Intracellular Ca²⁺ oscillations in interstitial cells of Cajal (ICCs) are thought to be the primary pacemaker activity in the gut. In the present study, the authors prepared small tissues of 100-to 300-µm diameter (cell cluster preparation) from the stomach smooth muscle (including the myenteric plexus) of mice by enzymatic and mechanical treatments. After 2 to 4 days of culture, the intracellular Ca²⁺ concentration ([Ca²⁺]_i) was measured.
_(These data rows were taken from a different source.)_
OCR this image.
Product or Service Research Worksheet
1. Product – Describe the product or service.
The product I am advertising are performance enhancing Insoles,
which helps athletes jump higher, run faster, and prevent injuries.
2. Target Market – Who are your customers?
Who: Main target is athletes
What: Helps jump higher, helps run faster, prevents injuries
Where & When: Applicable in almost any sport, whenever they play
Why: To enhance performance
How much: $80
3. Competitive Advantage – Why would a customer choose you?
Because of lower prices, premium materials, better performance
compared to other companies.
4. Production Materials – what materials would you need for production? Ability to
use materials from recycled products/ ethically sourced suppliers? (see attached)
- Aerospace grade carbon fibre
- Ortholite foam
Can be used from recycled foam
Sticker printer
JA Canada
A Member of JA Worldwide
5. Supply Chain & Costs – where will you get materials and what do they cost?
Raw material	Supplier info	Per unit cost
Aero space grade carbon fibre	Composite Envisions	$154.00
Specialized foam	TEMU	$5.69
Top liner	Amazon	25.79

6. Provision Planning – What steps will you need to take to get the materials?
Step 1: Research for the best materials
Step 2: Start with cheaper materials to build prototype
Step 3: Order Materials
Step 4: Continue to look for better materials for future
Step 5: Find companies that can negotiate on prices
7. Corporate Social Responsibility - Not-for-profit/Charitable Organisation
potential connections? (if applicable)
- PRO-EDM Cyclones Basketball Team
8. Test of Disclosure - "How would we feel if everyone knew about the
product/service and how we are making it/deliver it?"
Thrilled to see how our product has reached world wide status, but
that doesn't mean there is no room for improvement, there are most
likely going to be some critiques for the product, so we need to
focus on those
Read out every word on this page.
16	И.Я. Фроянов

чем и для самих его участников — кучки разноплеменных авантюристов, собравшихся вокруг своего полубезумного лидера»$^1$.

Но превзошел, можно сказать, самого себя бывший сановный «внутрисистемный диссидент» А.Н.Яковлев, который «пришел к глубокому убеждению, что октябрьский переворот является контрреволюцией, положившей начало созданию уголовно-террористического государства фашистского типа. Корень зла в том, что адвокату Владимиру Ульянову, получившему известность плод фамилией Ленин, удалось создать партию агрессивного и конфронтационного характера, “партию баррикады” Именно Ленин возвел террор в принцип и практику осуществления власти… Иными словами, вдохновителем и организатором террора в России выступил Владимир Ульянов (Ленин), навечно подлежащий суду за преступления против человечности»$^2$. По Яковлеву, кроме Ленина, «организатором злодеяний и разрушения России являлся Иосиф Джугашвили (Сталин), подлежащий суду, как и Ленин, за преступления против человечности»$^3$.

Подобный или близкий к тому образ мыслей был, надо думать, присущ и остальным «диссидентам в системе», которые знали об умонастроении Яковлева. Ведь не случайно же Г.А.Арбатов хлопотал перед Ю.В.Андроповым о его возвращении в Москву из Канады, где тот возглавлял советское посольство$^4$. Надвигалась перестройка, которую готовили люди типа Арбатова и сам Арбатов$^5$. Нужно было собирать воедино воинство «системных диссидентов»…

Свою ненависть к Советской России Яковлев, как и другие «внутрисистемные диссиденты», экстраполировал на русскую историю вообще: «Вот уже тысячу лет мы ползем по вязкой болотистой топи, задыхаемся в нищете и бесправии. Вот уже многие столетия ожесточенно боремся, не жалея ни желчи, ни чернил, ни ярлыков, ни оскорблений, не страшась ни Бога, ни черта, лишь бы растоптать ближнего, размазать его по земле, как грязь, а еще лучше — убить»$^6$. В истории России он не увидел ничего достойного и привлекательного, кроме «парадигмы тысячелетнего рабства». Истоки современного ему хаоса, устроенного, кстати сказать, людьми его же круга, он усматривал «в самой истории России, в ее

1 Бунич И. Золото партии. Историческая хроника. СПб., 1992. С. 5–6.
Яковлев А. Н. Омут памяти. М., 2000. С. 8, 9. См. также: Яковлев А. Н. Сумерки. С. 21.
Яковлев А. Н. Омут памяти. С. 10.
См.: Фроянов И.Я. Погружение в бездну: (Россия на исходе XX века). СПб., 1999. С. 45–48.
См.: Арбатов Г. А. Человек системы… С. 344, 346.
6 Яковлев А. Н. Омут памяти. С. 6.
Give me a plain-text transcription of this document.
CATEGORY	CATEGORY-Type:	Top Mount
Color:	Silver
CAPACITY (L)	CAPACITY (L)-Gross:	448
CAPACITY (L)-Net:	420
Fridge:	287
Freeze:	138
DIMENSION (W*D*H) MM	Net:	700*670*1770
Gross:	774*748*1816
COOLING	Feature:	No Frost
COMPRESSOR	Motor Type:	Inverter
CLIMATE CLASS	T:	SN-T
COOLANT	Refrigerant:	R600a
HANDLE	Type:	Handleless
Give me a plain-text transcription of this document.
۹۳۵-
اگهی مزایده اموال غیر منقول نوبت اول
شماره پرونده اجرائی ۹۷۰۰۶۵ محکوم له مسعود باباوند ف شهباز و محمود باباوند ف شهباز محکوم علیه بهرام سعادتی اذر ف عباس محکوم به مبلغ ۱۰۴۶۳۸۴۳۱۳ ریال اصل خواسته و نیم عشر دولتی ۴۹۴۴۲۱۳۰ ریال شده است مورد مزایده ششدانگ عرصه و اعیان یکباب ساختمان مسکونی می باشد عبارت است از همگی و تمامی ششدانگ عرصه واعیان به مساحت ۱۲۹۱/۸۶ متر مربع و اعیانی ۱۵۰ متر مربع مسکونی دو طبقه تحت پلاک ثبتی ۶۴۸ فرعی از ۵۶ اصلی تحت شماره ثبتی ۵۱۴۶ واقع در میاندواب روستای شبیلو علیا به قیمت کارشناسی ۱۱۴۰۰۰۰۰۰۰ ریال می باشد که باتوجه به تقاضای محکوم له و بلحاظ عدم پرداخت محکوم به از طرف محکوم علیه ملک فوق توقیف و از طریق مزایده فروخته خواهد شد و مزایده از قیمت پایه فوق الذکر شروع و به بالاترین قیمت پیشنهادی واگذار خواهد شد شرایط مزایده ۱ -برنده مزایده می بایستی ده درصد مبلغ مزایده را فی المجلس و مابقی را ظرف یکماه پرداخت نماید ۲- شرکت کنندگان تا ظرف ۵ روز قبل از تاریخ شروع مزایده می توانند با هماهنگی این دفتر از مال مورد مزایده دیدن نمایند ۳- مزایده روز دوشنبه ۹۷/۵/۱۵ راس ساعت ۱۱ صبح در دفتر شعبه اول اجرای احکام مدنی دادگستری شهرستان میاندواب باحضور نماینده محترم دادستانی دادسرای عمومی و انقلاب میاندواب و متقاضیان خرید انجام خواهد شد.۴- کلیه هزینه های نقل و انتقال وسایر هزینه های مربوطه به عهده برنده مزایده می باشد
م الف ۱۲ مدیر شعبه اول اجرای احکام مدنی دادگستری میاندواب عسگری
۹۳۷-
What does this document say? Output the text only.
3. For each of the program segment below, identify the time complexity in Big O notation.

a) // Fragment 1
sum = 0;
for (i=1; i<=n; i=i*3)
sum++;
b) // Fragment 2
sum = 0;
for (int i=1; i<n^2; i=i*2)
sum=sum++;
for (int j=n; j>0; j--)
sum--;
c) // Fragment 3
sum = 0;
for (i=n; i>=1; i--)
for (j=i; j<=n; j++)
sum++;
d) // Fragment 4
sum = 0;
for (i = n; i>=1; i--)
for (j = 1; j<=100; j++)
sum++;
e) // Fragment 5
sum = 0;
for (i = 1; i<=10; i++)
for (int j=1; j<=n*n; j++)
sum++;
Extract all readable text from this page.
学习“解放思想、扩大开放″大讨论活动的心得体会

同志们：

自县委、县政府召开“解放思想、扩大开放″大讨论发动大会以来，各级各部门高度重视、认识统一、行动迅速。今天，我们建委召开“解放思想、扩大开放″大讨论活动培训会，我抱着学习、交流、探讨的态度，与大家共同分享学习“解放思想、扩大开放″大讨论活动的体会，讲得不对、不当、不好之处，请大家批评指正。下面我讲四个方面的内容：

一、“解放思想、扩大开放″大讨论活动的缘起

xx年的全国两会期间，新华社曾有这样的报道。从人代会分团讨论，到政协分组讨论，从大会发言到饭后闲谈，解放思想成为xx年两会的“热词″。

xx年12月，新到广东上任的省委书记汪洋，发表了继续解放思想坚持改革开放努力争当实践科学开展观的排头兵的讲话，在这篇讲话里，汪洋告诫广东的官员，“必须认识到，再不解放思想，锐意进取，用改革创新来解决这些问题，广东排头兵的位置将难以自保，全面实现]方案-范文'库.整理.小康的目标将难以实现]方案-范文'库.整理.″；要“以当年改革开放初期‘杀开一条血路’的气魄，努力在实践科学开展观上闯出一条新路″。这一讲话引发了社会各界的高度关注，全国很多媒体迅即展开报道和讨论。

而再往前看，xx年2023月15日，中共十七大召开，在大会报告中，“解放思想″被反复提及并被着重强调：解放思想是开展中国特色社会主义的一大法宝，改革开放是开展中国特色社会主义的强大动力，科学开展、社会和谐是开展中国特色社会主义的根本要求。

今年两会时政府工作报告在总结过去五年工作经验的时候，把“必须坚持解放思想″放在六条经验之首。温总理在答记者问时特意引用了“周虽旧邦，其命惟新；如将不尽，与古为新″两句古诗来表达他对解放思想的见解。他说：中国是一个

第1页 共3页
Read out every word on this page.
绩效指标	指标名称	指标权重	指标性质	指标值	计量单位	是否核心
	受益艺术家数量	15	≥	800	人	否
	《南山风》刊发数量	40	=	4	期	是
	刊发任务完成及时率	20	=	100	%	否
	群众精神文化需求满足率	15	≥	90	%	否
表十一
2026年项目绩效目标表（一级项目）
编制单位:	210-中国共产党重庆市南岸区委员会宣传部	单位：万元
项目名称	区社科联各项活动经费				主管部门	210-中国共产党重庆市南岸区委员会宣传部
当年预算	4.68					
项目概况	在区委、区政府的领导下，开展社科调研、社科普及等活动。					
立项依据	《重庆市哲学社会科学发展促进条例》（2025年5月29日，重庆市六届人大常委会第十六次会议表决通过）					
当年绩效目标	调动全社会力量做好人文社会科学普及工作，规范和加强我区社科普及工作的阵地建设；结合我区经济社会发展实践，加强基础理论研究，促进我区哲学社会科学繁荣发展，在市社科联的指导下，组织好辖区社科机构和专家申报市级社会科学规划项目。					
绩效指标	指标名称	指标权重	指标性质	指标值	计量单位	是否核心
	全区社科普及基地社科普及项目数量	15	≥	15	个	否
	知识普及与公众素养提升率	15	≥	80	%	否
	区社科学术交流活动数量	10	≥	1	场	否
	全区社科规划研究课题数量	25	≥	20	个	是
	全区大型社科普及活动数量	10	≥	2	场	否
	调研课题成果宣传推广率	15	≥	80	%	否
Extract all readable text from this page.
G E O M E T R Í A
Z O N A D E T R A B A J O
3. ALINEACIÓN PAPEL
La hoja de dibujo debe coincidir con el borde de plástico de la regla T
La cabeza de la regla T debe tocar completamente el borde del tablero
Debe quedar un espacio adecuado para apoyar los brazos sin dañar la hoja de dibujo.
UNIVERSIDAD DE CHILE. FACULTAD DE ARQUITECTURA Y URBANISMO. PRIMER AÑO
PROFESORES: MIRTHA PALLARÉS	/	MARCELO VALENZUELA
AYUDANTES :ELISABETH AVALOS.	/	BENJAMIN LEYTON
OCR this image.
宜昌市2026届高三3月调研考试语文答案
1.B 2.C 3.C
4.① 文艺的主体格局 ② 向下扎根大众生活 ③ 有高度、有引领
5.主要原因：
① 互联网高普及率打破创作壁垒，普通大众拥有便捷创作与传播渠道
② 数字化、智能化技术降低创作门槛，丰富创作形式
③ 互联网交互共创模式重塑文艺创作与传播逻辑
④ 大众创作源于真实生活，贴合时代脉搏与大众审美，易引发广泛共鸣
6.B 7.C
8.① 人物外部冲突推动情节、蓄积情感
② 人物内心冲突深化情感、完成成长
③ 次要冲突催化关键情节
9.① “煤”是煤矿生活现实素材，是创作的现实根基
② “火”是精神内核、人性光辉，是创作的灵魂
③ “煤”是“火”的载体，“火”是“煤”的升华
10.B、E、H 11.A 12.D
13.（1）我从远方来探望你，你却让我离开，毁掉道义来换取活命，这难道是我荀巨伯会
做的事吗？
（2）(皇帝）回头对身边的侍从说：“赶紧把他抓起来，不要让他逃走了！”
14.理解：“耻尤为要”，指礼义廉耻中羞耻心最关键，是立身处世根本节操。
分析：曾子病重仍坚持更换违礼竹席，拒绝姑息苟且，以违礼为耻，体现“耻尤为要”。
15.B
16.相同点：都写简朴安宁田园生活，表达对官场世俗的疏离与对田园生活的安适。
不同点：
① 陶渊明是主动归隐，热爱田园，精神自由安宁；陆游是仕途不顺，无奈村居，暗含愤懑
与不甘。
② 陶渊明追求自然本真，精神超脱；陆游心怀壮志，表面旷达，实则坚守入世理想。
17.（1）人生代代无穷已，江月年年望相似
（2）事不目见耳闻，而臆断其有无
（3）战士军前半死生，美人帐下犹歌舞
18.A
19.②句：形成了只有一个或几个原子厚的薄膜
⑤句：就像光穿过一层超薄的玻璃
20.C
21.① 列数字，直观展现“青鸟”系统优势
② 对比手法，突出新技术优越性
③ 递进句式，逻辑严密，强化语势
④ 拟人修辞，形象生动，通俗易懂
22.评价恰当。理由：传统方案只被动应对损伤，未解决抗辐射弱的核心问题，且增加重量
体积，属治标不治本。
In the presence of nifedipine, a dihydropyridine Ca²⁺ channel antagonist, spontaneous [Ca²⁺]_i oscillations were observed within limited regions showing positive c-Kitimmunoreactivity, a maker for ICCs. In the majority of cell cluster preparations with multiple regions of [Ca²⁺]_i oscillations, [Ca²⁺]_i oscillated synchronously in the same phase. Asmall number of cell clusters (8 of 53) showed multiple regions of [Ca²⁺]_i oscillations synchronized but with a considerable phase shift. Neither tetrodotoxin (250 nM) nor atropine (10µM) significantly affected [Ca²⁺]_i oscillations in the presence of nifedipine. Low concentrations (40µM) of Ni2+ had little effect on the spontaneous [Ca²⁺]_i oscillation, but SK&F96365 (40µM) and Cd₂₊ (120µM) terminated it. Applications of either 2-aminoethoxydiphenyl borate (10µM) or xestosponginC(10µM) completely and rather rapidly (~2 min) abolished the spontaneous [Ca²⁺]_i oscillations. The results suggest that pacemaker [Ca²⁺]_i oscillations in ICCs are produced by close interaction of intracellular Ca²⁺ release channels, especially inositol 1,4,5-trisphosphate receptor (InsP₃R) and Ca²⁺ influx pathways, presumably corresponding to store-operated type channels. Reverse transcription polymerase chain reaction examinations revealed expression of TRPC2, 4, and 6, as well as Ins P₃R1 and 2 in ICCs.